Friday, December 12, 2008

Ex-Pats Re-Patting

Not unlike your first semester in college, or first week at summer camp, as a new expat, your normal social blinders are off and you are open to befriending others. Within a short time here Hillary and I knew more couples with young kids, couples eager to have dinners out or go to the beach together, then all of our college friend-making combined.

There is decidedly an opening of the spirit that happens being pulled out of what one has grown up with. After years of habits at home have become rote – riding the metro without thinking, or going to the store and knowing each aisle – living overseas can truly open one’s eyes in a profound way not only to the surroundings, but to other people.

Like in summer camp, you can find yourself forming fast and deep friendships. But also like camp, perhaps part of the ease comes from inherent time limitations. Ex-pats rotate in and out.

Our friends Teal and Nat are heading back to D.C. after three years here. They arrived in Dar as a couple that could explore the restaurants and night life of the city, and are leaving (find a better verb than “saddled”) with a beautiful 2-year-old, Clara, one en route, and a firm 8 pm bedtime.

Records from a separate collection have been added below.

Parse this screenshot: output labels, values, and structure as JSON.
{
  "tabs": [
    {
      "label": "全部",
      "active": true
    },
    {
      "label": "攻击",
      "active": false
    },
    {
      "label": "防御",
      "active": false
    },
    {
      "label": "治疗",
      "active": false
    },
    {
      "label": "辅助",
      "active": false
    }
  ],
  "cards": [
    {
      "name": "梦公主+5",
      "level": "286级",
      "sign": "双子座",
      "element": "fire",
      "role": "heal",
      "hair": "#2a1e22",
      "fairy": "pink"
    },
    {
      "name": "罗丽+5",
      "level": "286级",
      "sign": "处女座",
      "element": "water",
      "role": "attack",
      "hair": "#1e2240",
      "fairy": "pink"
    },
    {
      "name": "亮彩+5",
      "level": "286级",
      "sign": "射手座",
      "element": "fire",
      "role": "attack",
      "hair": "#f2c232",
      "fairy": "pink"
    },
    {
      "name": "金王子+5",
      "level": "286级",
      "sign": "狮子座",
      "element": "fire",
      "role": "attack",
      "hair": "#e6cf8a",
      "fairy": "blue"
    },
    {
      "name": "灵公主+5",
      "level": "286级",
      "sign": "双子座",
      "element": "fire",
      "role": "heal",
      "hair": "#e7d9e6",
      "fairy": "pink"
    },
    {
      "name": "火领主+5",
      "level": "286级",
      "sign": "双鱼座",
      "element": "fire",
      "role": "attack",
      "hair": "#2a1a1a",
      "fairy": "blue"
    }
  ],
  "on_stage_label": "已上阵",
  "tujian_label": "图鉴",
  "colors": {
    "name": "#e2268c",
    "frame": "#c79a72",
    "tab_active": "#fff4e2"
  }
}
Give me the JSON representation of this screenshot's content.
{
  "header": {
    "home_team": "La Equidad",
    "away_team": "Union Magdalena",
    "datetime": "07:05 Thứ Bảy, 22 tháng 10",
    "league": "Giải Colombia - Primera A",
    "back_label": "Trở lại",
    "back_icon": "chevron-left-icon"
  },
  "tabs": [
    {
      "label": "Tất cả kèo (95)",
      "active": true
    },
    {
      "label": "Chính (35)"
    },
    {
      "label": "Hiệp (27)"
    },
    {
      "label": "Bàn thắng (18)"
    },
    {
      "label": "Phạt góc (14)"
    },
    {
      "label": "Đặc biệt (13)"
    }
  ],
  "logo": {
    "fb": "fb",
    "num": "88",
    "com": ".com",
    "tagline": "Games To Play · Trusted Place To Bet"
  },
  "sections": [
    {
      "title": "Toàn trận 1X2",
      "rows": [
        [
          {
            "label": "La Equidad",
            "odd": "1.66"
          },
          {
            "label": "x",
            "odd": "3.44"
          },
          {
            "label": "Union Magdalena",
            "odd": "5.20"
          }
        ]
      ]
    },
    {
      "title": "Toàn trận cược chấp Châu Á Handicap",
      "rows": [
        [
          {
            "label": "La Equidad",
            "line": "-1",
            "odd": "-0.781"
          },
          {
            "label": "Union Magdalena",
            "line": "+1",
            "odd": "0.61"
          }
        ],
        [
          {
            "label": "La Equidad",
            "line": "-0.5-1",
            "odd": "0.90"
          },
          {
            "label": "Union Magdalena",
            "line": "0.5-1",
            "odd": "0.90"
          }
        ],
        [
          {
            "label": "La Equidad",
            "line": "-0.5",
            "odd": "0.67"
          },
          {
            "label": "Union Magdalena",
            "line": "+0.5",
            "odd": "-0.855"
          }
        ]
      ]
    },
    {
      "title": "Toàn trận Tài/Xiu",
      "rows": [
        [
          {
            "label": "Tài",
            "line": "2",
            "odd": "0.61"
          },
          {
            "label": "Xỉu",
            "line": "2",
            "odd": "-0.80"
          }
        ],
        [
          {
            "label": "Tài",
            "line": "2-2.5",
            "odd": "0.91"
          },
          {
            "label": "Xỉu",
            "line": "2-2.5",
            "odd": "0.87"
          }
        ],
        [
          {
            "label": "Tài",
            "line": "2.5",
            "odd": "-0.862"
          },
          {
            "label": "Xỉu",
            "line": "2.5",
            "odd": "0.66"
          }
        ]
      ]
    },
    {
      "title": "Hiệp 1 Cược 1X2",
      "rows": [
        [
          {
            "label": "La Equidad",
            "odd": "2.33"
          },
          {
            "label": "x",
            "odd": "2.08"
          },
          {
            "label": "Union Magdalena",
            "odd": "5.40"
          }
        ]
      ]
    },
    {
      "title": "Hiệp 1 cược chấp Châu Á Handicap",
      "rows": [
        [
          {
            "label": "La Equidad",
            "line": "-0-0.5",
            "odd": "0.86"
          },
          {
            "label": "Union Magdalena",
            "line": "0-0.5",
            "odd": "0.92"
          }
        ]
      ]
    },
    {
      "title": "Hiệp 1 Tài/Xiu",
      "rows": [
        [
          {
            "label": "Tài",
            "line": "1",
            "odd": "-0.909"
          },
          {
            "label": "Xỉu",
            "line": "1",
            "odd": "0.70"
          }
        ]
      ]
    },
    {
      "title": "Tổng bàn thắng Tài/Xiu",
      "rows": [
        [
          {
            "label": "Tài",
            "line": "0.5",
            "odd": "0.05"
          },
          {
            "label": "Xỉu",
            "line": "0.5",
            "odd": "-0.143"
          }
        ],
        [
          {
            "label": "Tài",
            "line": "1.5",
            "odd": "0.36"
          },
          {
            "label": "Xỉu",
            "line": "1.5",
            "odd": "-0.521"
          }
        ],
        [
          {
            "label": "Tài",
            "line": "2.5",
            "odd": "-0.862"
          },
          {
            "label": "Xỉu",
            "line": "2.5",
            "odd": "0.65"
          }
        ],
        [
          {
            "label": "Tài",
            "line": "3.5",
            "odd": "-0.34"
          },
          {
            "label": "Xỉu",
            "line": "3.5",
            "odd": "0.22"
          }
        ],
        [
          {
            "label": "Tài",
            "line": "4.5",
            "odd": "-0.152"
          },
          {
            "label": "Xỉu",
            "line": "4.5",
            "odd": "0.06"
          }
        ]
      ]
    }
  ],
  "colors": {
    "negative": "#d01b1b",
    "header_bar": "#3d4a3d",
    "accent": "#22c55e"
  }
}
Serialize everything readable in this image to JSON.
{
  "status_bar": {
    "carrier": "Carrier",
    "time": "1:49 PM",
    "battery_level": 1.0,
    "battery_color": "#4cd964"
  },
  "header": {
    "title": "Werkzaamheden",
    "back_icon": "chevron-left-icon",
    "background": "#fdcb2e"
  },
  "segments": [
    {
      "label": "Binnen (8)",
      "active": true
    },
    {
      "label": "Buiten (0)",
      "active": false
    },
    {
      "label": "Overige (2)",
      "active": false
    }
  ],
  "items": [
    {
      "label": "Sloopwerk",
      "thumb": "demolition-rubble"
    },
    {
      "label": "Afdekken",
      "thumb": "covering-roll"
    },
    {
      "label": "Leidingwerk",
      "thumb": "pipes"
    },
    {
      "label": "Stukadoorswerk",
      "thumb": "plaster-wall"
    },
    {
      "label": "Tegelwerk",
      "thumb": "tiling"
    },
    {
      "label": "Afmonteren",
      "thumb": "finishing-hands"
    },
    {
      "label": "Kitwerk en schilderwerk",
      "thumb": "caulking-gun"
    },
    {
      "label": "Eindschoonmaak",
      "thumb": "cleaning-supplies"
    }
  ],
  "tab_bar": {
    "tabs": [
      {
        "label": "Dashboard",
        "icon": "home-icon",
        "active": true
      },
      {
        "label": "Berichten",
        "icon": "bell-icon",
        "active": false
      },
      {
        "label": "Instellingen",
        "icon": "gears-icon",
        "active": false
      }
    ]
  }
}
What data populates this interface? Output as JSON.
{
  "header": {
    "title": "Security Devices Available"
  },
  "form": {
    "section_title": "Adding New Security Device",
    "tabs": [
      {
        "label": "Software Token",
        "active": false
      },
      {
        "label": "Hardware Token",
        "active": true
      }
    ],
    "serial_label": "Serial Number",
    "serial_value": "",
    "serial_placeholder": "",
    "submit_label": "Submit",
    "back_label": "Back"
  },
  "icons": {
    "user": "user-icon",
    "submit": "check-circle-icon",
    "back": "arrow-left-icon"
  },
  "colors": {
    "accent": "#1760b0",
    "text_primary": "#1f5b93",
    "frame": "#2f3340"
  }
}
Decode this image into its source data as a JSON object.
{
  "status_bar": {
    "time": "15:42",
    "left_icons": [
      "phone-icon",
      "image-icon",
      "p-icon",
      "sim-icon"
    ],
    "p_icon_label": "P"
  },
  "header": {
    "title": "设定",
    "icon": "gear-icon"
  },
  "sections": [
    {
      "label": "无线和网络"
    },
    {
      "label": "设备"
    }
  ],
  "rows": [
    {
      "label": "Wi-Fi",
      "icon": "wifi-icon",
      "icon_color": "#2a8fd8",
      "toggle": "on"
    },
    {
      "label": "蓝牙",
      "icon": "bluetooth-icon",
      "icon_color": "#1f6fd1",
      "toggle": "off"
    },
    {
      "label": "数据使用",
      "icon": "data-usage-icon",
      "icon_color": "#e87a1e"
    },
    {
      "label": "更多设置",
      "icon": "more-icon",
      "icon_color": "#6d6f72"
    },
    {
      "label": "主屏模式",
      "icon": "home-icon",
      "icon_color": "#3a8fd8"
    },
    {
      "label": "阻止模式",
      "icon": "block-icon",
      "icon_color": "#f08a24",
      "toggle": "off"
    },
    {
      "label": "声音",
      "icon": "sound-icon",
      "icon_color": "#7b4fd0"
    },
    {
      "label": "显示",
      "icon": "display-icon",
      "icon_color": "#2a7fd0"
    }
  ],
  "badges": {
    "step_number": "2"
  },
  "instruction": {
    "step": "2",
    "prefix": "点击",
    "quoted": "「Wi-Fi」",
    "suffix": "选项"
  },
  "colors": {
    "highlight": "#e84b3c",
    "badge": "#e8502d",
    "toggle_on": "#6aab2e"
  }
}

Bodie and Clara love each other and I can’t think of a dinner that we’ve had at their house that didn’t end with the four adults jammed in a bathroom, glasses of wine in hand, Bodie and Clara playing and splashing in the bath. Somehow Teal always cadges the prime toilet seat (playing the prego card).

My Dad just celebrated his 80th birthday. One of the amazing things my parents have managed is maintaining friends from their young married days in Boston and Washington. The party, which my mom threw (and unfortunately we could only make a video appearance), had a roomful of people that my sisters and I grew up calling “uncle” and “aunt”.

It is both joyful to make new friends, friends whom you both like enormously as individuals (which might be a way of saying they seem to like me as well as Hillary, who everyone likes anyway), and as a couple. But it is also extremely sad that they are leaving.

Hillary and I have talked about how neither of us is a good as we want to be about maintaining networks over time. We are having a farewell lunch with them this afternoon, and Bodie will say good-bye to Aunt Teal and Uncle Nat. Because Hillary and I are both getting better about identifying things truly important in life, we’ll invite them now to my 80th birthday party.